Noch neun Rennen, dass ist das Derby-Meeting Geschichte. Geschichten aber werden bleiben und die Erkenntnis, dass jedes Rennen, auch das Derby, erst einmal gelaufen werden muss. Ein letztes Mal sollten Sie sich also am Donnerstag auf den Weg nach Hamburg machen, denn auch das Programm am letzten Tag hat es noch einmal in sich.
Mit dem Grossen Preis von LOTTO Hamburg steht ein richtiger Leckerbissen in den Programmheften, aber auch der Rahmen verspricht viel Spannung und Abwechslung. Der sportliche Höhepunkt des finalen Tages ist der Auftritt des von Paul Harley in Sassenberg für den Stall Tinsdal trainierten Durban Thunder in einem Altersgewichtsrennen. Der sechsjährige Samum-Sohn stellt sich zum ersten Mal in dieser Saison vor. Im letzten Jahr, damals noch unter der Regie von Trainer Torsten Mundry, machte Durban Thunder stark auf sich aufmerksam.

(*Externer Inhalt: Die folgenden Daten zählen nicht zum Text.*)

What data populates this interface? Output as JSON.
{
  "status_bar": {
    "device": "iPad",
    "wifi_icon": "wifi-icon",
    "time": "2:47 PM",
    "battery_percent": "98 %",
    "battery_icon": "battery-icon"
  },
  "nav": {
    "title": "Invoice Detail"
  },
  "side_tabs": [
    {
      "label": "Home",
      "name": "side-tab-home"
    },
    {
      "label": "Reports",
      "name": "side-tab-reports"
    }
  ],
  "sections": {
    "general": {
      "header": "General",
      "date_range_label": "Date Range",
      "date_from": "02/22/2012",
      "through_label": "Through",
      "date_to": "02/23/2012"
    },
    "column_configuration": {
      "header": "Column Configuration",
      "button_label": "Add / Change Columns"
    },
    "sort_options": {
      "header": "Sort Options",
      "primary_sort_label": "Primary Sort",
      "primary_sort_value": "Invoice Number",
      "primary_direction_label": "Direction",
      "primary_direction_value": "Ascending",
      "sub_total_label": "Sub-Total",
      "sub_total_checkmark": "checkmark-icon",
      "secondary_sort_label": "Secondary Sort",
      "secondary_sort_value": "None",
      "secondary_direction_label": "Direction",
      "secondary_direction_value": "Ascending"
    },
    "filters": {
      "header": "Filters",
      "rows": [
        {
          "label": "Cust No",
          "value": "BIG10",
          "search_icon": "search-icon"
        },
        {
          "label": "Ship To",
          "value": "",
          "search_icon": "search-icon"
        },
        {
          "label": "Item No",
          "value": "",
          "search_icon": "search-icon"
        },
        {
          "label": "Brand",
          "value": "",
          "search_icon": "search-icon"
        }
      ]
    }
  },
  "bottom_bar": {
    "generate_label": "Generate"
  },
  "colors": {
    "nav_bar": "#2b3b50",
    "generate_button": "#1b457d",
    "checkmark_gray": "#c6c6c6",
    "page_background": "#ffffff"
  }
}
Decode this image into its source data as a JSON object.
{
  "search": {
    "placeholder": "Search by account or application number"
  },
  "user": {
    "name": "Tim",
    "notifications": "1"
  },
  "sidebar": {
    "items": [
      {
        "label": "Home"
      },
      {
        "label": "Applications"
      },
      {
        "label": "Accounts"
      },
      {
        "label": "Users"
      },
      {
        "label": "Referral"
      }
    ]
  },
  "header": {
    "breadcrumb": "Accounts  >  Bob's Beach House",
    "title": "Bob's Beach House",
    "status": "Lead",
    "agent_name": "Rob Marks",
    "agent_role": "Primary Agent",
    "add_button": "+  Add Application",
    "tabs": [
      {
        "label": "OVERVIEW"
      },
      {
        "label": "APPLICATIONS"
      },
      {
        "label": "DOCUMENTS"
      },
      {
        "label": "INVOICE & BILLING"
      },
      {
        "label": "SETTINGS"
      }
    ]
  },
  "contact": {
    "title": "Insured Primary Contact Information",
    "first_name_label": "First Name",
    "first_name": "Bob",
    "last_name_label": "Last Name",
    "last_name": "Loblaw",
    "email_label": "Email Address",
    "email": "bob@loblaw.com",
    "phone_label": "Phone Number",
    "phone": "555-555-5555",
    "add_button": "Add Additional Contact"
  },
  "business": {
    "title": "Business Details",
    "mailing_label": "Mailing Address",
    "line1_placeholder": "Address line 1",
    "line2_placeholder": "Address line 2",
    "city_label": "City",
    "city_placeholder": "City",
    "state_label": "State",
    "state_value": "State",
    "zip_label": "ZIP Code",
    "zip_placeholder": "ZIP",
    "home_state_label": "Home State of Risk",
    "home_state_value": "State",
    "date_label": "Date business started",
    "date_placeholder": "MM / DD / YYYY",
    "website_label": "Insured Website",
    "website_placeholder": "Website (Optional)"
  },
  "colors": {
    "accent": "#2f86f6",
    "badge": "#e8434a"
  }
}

Mit dem vollen Erfolg im Grossen Dallmayr-Preis stieg er zum Gruppe I-Sieger empor und wenn alles nach Plan läuft, dann tritt er dort auch zur Titelverteidigung an. Eine entsprechende Nennung ist vorhanden. Aber auch das Hamburger Geläuf liegt dem Samum-Sohn. Im 2011er Hansa-Preis musste er sich nur Lucas Cranach geschlagen geben, der mittlerweile für australische Interessen läuft. Zum Abschluss der Rennsaison ging es für Durban Thunder in den Hong Kong Cup.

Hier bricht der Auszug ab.